The full-table response path still uses the original TT payload length when it fills tt_change, so the wrapped allocation is too small and batadv_tt_prepare_tvlv_global_data() writes past the end of the heap object before the later packet-size check runs.
Fix this by rejecting TT responses whose TVLV value length cannot fit in the 16-bit TVLV payload length field.
AI Insight
LLM-synthesized narrative grounded in this CVE's description and references.
In Linux kernel's batman-adv, integer overflow in global TT response buffer allocation leads to heap out-of-bounds write, fixed by rejecting oversized responses.
CVE-2026-31659 describes a critical vulnerability in the Linux kernel's batman-adv module. The function batadv_tt_prepare_tvlv_global_data() allocates memory for a global translation table (TT) response using 16-bit temporary variables. When a remote originator advertises a sufficiently large global TT, the combined TT payload length and VLAN header offset can overflow 16 bits, wrapping to a small value before kmalloc(). This results in a heap buffer that is too small for the actual data, leading to a heap out-of-bounds write.
An attacker on the same batman-adv mesh network can exploit this by sending a crafted TT response with a large payload length. No authentication is required if the network accepts TT advertisements from any node. The overflow occurs before a later packet-size check, so the attacker can write controlled data past the end of the allocated heap object.
Successful exploitation allows arbitrary code execution in kernel context, potentially leading to full system compromise. The CVSS v3 score of 9.8 reflects the critical severity and remote attack vector.

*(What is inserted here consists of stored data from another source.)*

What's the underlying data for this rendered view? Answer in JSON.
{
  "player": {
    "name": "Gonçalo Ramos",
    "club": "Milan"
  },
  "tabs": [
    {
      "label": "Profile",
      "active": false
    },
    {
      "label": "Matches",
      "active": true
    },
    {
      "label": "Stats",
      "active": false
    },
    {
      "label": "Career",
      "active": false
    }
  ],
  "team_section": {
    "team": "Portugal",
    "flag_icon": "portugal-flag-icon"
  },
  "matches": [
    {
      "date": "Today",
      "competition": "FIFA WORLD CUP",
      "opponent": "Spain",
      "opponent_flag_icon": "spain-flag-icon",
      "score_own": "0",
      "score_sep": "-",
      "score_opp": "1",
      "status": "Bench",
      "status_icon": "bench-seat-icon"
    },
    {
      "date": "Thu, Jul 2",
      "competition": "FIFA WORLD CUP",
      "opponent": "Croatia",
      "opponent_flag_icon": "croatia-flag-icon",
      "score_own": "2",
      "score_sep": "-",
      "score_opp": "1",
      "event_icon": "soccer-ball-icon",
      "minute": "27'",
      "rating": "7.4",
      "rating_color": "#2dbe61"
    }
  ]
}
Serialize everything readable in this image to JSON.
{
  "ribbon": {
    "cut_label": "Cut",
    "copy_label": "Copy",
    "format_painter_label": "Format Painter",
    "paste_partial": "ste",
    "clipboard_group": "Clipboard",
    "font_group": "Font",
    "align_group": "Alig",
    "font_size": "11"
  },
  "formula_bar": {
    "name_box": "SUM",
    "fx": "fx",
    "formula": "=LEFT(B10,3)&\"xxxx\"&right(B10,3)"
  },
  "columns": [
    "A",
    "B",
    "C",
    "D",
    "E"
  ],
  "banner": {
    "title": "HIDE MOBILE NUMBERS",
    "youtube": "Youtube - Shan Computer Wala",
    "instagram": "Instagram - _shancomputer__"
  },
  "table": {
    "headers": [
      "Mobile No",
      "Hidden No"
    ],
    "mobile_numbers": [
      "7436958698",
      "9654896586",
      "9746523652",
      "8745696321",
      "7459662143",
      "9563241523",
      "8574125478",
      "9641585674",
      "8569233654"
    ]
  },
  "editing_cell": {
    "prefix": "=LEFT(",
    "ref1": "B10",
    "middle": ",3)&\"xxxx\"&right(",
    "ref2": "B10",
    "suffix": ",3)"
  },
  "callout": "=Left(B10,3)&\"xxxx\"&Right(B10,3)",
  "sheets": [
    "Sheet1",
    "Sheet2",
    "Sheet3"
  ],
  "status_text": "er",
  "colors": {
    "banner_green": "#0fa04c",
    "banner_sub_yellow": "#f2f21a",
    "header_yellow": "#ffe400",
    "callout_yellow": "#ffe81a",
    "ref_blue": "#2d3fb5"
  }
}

The fix, introduced in the kernel stable tree, rejects TT responses whose TVLV value length cannot fit in the 16-bit TVLV payload length field. Affected users should apply the stable kernel update containing commits [1], [2], [3], or [4] as appropriate for their kernel version. No workaround is available.
AI Insight generated on May 18, 2026. Synthesized from this CVE's description and the cited reference URLs; citations are validated against the source bundle.
Affected products
9cpe:2.3:o:linux:linux_kernel:*:*:*:*:*:*:*:*+ 8 more
- cpe:2.3:o:linux:linux_kernel:*:*:*:*:*:*:*:*range: >=3.13.1,<5.10.253
- cpe:2.3:o:linux:linux_kernel:3.13:-:*:*:*:*:*:*
- cpe:2.3:o:linux:linux_kernel:7.0:rc1:*:*:*:*:*:*
- cpe:2.3:o:linux:linux_kernel:7.0:rc2:*:*:*:*:*:*
- cpe:2.3:o:linux:linux_kernel:7.0:rc3:*:*:*:*:*:*
- cpe:2.3:o:linux:linux_kernel:7.0:rc4:*:*:*:*:*:*
- cpe:2.3:o:linux:linux_kernel:7.0:rc5:*:*:*:*:*:*
- cpe:2.3:o:linux:linux_kernel:7.0:rc6:*:*:*:*:*:*
- cpe:2.3:o:linux:linux_kernel:7.0:rc7:*:*:*:*:*:*
Patches
0No patches discovered yet.
Vulnerability mechanics
AI mechanics synthesis has not run for this CVE yet.
References
8- git.kernel.org/stable/c/2997f4bd1f982e7013709946e00be89b507693fanvdPatch
- git.kernel.org/stable/c/3a359bf5c61d52e7f09754108309d637532164a6nvdPatch
- git.kernel.org/stable/c/69d61639bc7e963c3b645e570279d731e7c89062nvdPatch
- git.kernel.org/stable/c/7e5d007e0df946bffb8542fb112e0044014a5897nvdPatch
- git.kernel.org/stable/c/95c71365a2222908441b54d6f2c315e0c79fcec3nvdPatch
- git.kernel.org/stable/c/cf2199171ef799ca7270019125f4a91bd20ad4d9nvdPatch
- git.kernel.org/stable/c/de6c1dc3c7d01a152607e6fcecee4d5288283f10nvdPatch
- git.kernel.org/stable/c/f970646b9a39539d1bac86822ac78b5915455ea9nvdPatch
News mentions
0No linked articles in our index yet.